Once a roll pin is down inside a hole with metal all around it, it won't flare out anymore so you can use a proper roll pin punch that has the little tit in the middle.

wash
09-28-2009, 7:57 PM
Yeah, but it's a tool that a lot of people might have in their cheapo Chinese screwdriver bit set. That's where I got mine.

Instead of a tool that almost no one has outside of a gunsmith, it's common, easy to find, cheap and gets the job done.

Some people might go out and buy a set of vise grips because they don't want to wait for Brownells to ship out their roll pin punch or they might use vice grips because they already have them in their tool box.

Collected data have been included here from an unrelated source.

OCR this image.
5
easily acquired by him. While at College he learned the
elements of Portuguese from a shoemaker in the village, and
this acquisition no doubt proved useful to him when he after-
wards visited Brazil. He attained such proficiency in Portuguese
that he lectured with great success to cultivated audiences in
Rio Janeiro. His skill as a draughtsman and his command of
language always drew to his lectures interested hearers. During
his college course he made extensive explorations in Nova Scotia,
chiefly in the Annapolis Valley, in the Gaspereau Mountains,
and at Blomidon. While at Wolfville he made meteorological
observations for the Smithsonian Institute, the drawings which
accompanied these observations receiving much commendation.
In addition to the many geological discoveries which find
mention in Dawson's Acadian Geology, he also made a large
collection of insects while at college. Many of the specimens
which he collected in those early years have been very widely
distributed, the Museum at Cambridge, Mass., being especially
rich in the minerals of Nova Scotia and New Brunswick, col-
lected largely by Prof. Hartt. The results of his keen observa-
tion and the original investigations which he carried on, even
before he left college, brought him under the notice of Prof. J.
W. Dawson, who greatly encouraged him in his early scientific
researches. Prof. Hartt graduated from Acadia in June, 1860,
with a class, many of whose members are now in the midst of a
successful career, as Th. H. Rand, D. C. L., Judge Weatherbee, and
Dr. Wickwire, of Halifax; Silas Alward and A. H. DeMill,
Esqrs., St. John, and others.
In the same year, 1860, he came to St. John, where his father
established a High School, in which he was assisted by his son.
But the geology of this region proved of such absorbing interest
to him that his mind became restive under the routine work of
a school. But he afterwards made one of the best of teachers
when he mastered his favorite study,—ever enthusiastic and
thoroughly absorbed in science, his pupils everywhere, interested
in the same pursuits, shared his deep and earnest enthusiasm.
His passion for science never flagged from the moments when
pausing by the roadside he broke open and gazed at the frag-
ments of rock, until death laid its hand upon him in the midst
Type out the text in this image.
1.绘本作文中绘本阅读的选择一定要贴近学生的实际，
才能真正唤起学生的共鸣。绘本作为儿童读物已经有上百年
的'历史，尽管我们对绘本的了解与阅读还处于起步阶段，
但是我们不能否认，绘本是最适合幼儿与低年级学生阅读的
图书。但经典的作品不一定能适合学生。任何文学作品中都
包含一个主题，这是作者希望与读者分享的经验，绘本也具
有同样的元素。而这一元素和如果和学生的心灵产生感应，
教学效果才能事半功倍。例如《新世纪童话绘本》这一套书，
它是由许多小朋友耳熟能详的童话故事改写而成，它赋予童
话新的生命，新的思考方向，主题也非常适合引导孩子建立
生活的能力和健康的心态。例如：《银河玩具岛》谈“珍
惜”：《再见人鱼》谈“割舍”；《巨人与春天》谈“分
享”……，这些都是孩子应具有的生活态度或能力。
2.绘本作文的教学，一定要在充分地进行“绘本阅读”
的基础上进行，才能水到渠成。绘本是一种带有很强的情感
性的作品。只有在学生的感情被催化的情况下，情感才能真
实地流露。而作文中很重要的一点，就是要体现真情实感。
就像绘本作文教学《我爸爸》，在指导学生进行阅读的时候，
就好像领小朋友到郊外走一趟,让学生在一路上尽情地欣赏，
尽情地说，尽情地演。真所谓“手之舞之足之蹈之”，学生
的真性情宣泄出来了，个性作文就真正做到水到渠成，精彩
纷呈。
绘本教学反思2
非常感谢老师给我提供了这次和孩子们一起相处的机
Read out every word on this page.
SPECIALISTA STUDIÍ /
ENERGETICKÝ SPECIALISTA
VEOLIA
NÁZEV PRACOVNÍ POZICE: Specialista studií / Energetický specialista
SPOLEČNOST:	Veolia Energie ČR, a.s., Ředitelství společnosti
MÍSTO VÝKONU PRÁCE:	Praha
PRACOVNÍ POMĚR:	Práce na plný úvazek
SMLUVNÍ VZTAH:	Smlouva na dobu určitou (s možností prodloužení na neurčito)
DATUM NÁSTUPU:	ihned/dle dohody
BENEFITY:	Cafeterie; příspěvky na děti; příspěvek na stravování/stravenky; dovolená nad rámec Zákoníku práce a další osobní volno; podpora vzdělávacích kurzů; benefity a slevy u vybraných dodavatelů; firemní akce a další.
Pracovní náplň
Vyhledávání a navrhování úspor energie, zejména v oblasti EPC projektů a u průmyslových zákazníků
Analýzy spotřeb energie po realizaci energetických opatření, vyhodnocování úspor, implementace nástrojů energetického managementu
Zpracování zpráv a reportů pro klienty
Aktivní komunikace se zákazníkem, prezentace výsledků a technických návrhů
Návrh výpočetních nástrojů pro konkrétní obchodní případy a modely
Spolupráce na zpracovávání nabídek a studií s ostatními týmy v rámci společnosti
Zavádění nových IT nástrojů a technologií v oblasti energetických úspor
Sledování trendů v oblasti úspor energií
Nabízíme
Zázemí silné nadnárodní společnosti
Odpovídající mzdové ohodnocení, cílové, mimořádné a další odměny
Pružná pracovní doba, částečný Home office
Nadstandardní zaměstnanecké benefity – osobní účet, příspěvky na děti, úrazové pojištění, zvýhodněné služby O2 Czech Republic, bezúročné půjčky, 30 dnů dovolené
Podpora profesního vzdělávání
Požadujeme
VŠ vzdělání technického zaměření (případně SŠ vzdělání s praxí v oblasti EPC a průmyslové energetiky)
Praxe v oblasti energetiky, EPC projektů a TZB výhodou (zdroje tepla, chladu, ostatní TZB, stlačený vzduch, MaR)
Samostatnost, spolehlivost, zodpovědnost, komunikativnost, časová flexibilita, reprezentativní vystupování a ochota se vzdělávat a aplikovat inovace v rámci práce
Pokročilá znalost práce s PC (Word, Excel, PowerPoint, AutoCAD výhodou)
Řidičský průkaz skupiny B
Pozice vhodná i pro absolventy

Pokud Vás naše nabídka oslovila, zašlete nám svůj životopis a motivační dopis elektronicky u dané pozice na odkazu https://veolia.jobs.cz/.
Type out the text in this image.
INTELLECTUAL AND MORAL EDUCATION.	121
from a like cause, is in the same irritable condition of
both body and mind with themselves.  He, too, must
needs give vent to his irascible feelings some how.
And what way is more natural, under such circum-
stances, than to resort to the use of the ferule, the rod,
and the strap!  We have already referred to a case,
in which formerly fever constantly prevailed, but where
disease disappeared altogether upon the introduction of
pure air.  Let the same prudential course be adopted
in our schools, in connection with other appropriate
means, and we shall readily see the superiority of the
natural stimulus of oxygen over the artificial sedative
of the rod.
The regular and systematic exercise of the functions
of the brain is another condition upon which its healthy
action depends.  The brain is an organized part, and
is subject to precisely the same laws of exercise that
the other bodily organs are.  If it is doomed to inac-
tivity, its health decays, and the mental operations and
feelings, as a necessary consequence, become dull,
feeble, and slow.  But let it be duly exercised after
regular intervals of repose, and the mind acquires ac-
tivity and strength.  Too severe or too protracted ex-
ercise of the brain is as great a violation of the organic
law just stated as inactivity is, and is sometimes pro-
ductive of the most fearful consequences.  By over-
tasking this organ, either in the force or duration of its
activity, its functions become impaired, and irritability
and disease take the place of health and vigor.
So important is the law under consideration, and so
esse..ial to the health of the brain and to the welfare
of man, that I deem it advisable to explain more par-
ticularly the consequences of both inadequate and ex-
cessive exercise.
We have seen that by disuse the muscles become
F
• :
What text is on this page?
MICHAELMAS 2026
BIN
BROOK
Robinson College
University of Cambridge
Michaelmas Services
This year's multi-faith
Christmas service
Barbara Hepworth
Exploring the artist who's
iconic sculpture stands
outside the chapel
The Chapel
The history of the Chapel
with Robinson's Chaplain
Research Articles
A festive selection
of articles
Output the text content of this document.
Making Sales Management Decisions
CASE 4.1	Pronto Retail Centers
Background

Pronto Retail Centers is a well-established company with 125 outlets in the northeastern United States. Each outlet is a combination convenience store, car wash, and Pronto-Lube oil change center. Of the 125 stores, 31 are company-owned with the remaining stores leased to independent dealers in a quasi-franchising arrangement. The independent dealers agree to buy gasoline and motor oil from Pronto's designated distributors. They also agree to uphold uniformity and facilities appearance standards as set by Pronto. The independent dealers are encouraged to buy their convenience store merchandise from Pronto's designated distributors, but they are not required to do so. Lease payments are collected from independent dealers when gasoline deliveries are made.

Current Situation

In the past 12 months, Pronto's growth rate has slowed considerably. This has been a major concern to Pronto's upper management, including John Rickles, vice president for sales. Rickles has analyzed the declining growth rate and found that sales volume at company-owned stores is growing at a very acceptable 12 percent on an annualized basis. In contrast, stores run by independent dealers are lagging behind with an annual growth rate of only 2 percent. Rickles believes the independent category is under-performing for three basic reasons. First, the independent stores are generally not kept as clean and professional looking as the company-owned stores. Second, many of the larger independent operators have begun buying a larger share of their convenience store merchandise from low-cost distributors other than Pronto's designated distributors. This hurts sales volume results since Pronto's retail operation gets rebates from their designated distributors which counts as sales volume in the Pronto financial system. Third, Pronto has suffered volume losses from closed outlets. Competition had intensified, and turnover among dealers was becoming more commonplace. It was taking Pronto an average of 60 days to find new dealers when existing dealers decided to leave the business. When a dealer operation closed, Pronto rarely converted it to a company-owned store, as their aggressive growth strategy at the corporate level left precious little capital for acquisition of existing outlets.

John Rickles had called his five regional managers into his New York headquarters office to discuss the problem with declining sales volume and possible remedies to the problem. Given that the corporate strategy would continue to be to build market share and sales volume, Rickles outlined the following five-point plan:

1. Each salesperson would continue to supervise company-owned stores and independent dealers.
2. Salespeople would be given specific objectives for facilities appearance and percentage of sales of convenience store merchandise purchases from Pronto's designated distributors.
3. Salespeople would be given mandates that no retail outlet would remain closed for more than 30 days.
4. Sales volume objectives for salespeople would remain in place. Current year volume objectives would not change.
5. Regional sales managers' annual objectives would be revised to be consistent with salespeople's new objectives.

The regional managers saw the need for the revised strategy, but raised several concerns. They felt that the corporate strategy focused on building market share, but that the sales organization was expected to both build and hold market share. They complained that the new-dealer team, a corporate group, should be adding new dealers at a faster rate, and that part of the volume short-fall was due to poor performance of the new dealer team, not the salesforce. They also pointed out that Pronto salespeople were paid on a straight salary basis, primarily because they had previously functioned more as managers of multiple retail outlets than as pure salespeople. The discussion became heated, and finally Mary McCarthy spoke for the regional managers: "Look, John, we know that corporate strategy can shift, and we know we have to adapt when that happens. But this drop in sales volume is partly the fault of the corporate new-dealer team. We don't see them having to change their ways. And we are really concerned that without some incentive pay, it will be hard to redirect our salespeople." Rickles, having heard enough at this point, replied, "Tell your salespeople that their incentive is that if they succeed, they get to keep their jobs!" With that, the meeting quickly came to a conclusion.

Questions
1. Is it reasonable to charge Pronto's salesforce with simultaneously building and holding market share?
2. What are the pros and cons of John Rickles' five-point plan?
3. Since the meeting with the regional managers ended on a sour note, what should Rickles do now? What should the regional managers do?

A security Torx bit can be found in any decent hardware store and a lot of people will already have the right bit.

CHS
09-28-2009, 8:25 PM
What's your trick for removing the bolt catch buffer and spring when they use the disconnector spring and it wedges tight in there so even the bolt catch buffer is not removable?

I have drilled a 1/16" hole on the other side of the lower to punch them out.
I tried drilling the bolt catch buffer, but it just spins in place...

I've removed a couple of Disconnector springs for people, but LUCKILY I haven't had anyone jam that buffer in bad enough that it wouldn't come out.

I would probably tell those people to call you, actually :)

In semi-related weirdness, for some strange reason lately I'm starting to see a lot of people install the hammer spring correctly, but fit the hammer to the lower with the hammer spring legs BELOW the trigger pin on the floor of the fire control group.

I had never seen it before a couple weeks ago, and since then I've seen it probably a half-dozen times.

wash
09-28-2009, 8:32 PM
If you have a wire feed welder or maybe even a stick welder, you might be able to weld on something to pull on. I would probably clamp the ground on to a piece of threaded rod screwed in to the PG bolt hole.

That's not a tool that most AR assemblers would have, so don't get it jammed up.